The mark of a true hero.  He did it becuase it was right and did not have a concept of obeying and doing what was wrong.  I'm glad they honored himn and his famly by placing a statue.  40K peoople alive today because of his disregard of his orders.

Note:  This is a story of true heroism by an individual.  Make it something else, I will mark it as off topic.

 
 
 
kpr37
Professor Silent
1.1  kpr37  replied to  Spikegary @1    6 years ago

Thank you for the seed. It was a good read.

 
 
 
Krishna
Professor Expert
2  Krishna    6 years ago

FYI: Here's another fascinating article with a lot  of information about the relationship between Japan-- and the Jews. (It talks about Sugihara, who was indeed exceptionally heroic, but also discusses other aspects of Japan and the Jews:

THE JEWS OF JAPAN

Explicit anti-Jewish activity in Japan has been minimal. There are some accounts of Jews losing jobs during World War II. Music schools where Jewish performers taught were closed. On the whole, however, German advice and encouragement for the Japanese to establish anti-Jewish policies met with resistance from Japanese officials.

Some of this reluctance may have been influenced by hopes of access to Jewish capital. Nevertheless, on December 31, 1940, Japanese Foreign Minister Matsuoka Yosuke told a group of Jewish businessmen, "I am the man responsible for the alliance with Hitler, but nowhere have I promised that we would carry out his anti-Semitic policies in Japan.   This is not simply my personal opinion, it is the opinion of Japan, and I have no compunction about announcing it to the world."

Films about the Holocaust are frequently shown in Japan, both on television and in the movies. The most recent to gain wide exposure is the award-winning Italian movie "Life is Beautiful." Other incidents and events (such as the trials of Nazi war criminals) have also brought the Holocaust to Japanese public awareness.

There is a Holocaust Museum in Hiroshima and a Holocaust Resource Center in Tokyo, as well as some Japanese poetry comparing Hiroshima with Auschwitz.

(More HERE)

 
 
 
Jasper2529
Professor Quiet
3  Jasper2529    6 years ago

I know of Oskar Schindler's and Sir Nicholas Winton's acts of bravery in saving people during WW2, but until this article, I'd never heard of Chiune Sugihara. 
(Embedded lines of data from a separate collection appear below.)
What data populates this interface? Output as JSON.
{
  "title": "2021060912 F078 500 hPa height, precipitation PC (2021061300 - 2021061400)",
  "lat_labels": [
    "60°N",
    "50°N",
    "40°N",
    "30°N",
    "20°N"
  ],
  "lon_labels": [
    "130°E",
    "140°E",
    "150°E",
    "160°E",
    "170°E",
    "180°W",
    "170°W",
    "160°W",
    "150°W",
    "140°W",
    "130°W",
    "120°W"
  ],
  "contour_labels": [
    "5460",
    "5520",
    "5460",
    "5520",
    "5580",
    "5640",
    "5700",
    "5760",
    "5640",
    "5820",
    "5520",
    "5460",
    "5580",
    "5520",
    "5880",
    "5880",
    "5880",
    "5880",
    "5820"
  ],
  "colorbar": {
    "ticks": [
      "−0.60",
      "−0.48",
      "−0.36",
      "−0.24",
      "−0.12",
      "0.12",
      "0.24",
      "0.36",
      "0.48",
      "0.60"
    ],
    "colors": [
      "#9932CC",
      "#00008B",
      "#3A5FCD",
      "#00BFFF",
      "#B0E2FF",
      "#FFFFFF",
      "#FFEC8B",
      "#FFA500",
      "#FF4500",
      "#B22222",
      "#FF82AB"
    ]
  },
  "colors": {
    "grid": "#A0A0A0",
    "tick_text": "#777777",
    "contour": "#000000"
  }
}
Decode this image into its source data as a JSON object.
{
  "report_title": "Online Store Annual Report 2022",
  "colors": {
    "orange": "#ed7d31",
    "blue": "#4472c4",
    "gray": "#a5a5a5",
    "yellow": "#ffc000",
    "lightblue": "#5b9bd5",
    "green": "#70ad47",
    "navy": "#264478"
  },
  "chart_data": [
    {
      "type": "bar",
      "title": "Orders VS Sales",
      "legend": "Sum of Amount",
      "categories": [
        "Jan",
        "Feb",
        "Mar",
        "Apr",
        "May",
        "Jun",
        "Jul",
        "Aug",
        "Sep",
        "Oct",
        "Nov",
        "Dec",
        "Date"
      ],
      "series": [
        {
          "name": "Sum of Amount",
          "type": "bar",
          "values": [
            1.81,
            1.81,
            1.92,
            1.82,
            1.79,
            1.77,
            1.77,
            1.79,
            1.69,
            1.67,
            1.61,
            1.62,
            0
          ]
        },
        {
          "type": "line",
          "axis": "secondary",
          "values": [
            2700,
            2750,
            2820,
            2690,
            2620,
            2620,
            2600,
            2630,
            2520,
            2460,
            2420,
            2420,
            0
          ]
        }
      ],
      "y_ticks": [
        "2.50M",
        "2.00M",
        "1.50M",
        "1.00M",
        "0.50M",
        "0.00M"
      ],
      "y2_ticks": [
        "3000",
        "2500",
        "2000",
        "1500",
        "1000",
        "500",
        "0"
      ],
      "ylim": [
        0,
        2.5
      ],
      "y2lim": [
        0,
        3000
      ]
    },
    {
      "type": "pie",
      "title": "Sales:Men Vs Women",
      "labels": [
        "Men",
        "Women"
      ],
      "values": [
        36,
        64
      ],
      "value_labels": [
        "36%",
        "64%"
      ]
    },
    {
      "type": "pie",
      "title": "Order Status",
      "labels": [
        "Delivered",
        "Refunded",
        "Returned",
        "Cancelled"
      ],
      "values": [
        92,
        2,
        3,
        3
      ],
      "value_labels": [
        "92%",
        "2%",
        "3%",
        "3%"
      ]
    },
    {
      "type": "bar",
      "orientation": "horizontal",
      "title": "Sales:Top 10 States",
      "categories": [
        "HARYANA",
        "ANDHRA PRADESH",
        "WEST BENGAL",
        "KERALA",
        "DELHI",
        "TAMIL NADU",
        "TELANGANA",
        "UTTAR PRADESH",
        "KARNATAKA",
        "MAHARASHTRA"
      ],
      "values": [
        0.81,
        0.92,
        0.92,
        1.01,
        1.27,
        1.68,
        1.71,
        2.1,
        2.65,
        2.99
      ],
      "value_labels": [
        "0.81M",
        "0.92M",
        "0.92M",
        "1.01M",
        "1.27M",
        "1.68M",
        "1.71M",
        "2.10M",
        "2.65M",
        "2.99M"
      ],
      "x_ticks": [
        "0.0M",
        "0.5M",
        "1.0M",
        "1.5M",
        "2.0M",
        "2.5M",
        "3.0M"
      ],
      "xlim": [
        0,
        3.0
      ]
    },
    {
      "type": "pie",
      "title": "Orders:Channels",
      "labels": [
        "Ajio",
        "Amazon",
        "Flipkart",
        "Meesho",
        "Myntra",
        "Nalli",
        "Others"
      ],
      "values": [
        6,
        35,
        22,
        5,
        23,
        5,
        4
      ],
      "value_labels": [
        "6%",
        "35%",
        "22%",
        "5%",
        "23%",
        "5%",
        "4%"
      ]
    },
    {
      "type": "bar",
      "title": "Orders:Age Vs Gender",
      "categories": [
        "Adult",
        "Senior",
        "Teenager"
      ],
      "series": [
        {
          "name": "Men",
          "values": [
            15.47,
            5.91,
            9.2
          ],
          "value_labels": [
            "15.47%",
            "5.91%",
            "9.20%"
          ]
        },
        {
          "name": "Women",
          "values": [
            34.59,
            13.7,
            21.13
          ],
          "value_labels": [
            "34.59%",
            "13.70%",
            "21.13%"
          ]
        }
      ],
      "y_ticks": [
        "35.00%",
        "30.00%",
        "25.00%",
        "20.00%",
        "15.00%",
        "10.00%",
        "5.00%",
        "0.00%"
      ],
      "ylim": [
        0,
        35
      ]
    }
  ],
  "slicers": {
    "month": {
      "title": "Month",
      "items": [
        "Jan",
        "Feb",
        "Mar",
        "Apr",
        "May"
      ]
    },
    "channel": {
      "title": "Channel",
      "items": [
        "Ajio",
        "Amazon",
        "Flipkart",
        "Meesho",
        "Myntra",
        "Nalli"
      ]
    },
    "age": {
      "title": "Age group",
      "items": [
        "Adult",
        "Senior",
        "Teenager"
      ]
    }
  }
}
Mr. Sugihara was truly heroic man who had the courage to stand up against his father, culture, and government to save innocent people from torture and certain death during WW2.

Legacy and honors

And ...  

 
 
 
Buzz of the Orient
Professor Expert
4  Buzz of the Orient    6 years ago

How did I miss this article?  I guess it got wiped off the Front Page by anti-Trump articles while I was sleeping.  It's quite true that Shanghai, not requiring visas for immigrants, was host to many refugee Jews during WW2, and when the Japanese were in control of the city, they did refuse to carry out Hitler's requests concerning treatment of the Jews in Shanghai.  The Japanese simply could not understand why Jews were marked by the Nazis, for no reason other than religion, so they ignored the Nazi dictates.  That is quite different than how the Japanese acted in Nanjing (Nanking). 

When I tried to determine who the author was the original source is no longer available.  Perhaps I am the only, or one of the only, members who in addition to the url of the source provides in the posted article the name of the author, source, and date of publication. 

 
 
 
Ed-NavDoc
Professor Quiet
5  Ed-NavDoc    6 years ago

Was going to state that Sugihara should have been bestowed the Righteous Among the Nations honorific by Israel, but I researched and found that he already had been.

 
 
 
Buzz of the Orient
Professor Expert
5.1  Buzz of the Orient  replied to  Ed-NavDoc @5    6 years ago

I had the very thought, and then saw he deservedly got it.  In fact, IMO he deserved it even more than Schindler.  Schindler was in it for the profits although he may well have developed a humanitarian streak.  Sugihara acted contrary to his government's dictates and sacrificed his career saving five times as many Jews as Schindler did.